Credit: Kylie Cooper

Penn researchers found that rental protection policies limiting evictions have helped curb the spread of COVID-19 in cities across the United States.

The study, which was published in Nature Communications, was led by researchers in the Perelman School of Medicine, Johns Hopkins University, and the University of Illinois at Urbana-Champaign. Researchers found that in a city with a population of 1 million people in which 1% of households experience eviction monthly, there could be an excess of up to 49,000 COVID-19 infections, Penn Medicine News reported. If Philadelphia were to experience a fivefold increase in evictions, researchers predict that it could lead to 53,000 additional infections. 

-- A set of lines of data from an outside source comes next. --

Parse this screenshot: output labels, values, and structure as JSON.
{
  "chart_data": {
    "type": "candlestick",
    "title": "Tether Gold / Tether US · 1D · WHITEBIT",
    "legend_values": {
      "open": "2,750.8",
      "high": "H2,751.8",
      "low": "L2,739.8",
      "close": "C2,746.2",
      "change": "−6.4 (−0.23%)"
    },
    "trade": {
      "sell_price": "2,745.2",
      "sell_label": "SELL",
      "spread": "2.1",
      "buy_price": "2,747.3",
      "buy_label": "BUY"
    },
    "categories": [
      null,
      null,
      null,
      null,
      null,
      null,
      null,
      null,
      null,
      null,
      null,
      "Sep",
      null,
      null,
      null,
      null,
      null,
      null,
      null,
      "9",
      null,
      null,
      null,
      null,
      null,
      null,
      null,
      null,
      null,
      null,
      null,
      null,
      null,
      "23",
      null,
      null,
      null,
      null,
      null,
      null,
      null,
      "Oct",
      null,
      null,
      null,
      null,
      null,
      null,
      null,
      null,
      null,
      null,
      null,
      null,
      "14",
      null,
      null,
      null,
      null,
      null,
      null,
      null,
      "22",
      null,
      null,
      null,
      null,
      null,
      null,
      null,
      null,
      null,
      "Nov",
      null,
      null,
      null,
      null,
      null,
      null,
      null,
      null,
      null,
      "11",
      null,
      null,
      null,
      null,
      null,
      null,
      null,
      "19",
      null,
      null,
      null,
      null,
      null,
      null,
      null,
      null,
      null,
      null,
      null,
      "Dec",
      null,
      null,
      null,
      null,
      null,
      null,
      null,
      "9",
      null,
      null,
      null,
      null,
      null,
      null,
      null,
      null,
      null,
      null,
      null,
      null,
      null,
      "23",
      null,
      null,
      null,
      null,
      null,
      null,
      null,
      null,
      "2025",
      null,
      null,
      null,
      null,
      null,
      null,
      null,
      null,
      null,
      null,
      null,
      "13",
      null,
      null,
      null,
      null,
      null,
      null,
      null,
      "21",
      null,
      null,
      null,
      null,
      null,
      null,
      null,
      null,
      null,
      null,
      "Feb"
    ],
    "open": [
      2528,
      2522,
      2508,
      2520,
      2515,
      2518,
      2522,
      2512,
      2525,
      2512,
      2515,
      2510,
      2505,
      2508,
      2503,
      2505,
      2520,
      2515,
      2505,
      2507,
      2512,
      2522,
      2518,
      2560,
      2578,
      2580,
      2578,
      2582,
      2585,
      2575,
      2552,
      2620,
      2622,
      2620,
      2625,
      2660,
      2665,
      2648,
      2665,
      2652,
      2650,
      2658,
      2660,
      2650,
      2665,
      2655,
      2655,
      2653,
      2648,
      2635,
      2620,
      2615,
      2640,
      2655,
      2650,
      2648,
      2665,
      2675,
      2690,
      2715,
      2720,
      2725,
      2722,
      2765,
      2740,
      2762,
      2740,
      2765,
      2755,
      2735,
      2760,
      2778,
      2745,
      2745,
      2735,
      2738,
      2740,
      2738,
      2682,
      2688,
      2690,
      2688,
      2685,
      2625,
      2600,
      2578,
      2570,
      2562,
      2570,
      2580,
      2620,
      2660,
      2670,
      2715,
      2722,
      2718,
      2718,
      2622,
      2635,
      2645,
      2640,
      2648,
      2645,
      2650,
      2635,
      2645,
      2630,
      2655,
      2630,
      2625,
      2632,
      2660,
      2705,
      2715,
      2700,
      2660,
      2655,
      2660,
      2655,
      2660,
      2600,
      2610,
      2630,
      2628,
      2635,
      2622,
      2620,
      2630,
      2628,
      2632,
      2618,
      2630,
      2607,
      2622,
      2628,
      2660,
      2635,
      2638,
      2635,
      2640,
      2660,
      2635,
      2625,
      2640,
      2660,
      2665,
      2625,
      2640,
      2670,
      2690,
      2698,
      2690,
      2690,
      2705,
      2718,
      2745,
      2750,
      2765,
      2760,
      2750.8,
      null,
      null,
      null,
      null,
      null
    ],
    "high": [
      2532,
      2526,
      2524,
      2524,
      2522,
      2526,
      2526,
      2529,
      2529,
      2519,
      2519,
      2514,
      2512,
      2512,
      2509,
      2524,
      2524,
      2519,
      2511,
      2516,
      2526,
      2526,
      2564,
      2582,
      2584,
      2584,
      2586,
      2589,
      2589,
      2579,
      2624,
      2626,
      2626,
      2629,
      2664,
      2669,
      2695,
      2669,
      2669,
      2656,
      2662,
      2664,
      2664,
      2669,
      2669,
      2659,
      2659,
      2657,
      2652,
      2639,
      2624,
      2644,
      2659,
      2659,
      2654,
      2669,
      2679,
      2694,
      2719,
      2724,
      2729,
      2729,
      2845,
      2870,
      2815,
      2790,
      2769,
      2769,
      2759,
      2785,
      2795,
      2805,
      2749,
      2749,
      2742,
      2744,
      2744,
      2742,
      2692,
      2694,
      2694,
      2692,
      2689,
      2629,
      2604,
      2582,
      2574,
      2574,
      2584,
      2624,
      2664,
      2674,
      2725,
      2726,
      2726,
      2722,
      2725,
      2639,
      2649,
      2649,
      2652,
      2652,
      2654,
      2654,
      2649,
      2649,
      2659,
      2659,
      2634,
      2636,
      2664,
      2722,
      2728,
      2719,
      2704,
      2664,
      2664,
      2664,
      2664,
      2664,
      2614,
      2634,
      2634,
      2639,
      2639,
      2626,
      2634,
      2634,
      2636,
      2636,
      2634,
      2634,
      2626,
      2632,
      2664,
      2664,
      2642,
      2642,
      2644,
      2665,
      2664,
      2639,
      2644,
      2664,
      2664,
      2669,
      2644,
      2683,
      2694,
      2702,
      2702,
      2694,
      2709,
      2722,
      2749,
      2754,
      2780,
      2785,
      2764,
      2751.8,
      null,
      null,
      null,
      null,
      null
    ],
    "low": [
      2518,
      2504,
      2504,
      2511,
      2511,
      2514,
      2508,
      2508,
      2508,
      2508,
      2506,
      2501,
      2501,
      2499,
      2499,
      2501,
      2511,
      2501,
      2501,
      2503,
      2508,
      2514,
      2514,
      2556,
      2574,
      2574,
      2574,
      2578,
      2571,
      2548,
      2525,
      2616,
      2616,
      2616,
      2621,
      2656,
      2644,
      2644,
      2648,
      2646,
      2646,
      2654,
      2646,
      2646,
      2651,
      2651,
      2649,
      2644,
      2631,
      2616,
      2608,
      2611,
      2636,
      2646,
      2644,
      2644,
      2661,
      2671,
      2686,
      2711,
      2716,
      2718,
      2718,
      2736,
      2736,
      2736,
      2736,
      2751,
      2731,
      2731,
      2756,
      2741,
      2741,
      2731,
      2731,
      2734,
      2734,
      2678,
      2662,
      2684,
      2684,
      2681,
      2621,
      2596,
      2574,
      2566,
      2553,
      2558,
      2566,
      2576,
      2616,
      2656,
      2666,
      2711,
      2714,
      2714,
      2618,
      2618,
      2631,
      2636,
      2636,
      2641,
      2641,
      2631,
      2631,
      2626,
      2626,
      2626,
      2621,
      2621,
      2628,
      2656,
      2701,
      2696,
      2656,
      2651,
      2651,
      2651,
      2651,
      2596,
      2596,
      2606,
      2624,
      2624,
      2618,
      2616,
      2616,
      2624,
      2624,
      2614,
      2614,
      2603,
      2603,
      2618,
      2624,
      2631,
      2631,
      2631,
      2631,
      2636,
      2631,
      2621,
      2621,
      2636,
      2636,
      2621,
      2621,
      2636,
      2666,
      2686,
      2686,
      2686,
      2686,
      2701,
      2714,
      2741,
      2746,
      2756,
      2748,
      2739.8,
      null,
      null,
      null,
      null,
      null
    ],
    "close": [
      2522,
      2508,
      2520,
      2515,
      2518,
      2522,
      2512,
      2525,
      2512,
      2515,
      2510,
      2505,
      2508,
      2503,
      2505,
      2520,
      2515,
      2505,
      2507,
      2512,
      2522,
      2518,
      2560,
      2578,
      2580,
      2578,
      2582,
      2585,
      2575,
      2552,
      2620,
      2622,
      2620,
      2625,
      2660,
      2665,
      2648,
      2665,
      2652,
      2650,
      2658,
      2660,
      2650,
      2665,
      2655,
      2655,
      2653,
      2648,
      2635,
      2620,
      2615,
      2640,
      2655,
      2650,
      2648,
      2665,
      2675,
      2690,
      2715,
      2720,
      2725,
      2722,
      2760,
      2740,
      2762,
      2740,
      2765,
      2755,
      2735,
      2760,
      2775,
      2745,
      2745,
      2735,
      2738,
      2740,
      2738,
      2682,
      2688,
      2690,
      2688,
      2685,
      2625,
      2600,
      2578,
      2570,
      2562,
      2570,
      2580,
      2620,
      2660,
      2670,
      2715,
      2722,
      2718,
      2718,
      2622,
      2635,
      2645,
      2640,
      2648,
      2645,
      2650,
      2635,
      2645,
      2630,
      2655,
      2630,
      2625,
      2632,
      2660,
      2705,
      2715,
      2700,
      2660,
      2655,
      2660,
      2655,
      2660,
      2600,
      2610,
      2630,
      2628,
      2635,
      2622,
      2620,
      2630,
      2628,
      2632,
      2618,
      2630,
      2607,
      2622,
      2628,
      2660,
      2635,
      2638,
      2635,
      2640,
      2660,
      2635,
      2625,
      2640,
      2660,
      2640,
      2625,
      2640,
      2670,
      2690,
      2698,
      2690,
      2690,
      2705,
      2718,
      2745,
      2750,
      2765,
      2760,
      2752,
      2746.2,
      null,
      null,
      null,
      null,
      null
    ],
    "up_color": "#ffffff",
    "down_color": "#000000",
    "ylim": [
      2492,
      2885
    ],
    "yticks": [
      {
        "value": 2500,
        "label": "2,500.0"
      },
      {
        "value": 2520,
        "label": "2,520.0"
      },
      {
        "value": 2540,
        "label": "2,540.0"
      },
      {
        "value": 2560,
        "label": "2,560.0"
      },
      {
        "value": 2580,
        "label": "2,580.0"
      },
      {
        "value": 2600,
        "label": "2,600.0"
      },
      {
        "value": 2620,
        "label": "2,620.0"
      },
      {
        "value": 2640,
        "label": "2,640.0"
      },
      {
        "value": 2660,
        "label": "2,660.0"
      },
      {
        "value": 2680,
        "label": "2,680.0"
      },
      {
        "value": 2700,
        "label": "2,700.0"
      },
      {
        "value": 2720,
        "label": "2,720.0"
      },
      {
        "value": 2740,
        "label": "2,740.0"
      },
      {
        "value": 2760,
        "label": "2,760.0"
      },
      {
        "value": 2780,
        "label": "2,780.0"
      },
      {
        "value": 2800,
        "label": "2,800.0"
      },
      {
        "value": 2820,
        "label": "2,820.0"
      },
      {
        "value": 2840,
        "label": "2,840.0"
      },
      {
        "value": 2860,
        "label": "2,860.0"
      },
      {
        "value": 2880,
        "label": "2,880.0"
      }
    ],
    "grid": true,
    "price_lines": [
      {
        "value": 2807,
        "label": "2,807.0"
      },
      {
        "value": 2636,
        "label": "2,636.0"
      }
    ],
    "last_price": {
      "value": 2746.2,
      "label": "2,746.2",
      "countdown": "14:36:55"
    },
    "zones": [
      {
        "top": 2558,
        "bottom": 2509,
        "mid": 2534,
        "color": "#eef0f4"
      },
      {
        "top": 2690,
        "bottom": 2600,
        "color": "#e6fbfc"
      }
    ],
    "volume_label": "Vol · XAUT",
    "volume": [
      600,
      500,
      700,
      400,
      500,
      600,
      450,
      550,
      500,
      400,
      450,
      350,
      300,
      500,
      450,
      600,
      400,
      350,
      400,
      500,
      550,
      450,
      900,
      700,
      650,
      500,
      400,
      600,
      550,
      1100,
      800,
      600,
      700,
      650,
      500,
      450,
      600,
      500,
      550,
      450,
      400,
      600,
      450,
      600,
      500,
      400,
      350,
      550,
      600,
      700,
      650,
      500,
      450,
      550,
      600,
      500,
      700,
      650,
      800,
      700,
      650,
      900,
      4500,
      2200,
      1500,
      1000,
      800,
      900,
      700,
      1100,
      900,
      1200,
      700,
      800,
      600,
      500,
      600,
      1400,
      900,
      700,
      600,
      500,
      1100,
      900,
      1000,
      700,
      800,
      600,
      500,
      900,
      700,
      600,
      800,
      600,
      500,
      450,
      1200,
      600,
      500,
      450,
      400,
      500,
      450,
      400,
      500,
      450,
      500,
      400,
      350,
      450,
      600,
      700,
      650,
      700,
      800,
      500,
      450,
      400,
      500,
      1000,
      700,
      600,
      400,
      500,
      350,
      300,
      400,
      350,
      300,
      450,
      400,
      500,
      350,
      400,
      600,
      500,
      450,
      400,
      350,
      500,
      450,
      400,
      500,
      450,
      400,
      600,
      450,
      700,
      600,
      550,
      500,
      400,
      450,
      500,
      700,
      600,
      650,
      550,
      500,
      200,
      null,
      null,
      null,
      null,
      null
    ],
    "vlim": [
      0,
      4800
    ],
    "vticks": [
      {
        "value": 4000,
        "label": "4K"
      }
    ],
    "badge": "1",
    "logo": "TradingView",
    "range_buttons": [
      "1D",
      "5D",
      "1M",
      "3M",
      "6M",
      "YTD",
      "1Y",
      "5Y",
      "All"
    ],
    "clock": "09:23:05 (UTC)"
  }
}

The study found that once they are evicted, households tend to "double-up," and move in with friends or family members. This increases the likelihood that the virus can get into a home and spread outside of it.

“Our model shows clearly that policies to stem evictions are not only a warranted but a necessary component of COVID control," co-senior author and professor of Epidemiology at the Perelman School of Medicine Michael Levy told Penn Medicine News. 

After record levels of unemployment put millions of Americans at risk of losing their homes in 2020 and 2021, the Centers for Disease Control and Prevention imposed a national moratorium on evictions on September 4, 2020, which has been extended through the end of June 2021. 

"As long as the virus is circulating, ending these protections could have devastating implications in the United States,” Levy said. 

The research team created a simulation which found that allowing evictions to continue in Philadelphia would result in increases in COVID-19 infections that would be felt among various socioeconomic populations including those experiencing a low number of evictions, Penn Medicine News reported.

“Evictions not only affect the evicted, but they can endanger an entire city,” Levy told Penn Medicine News.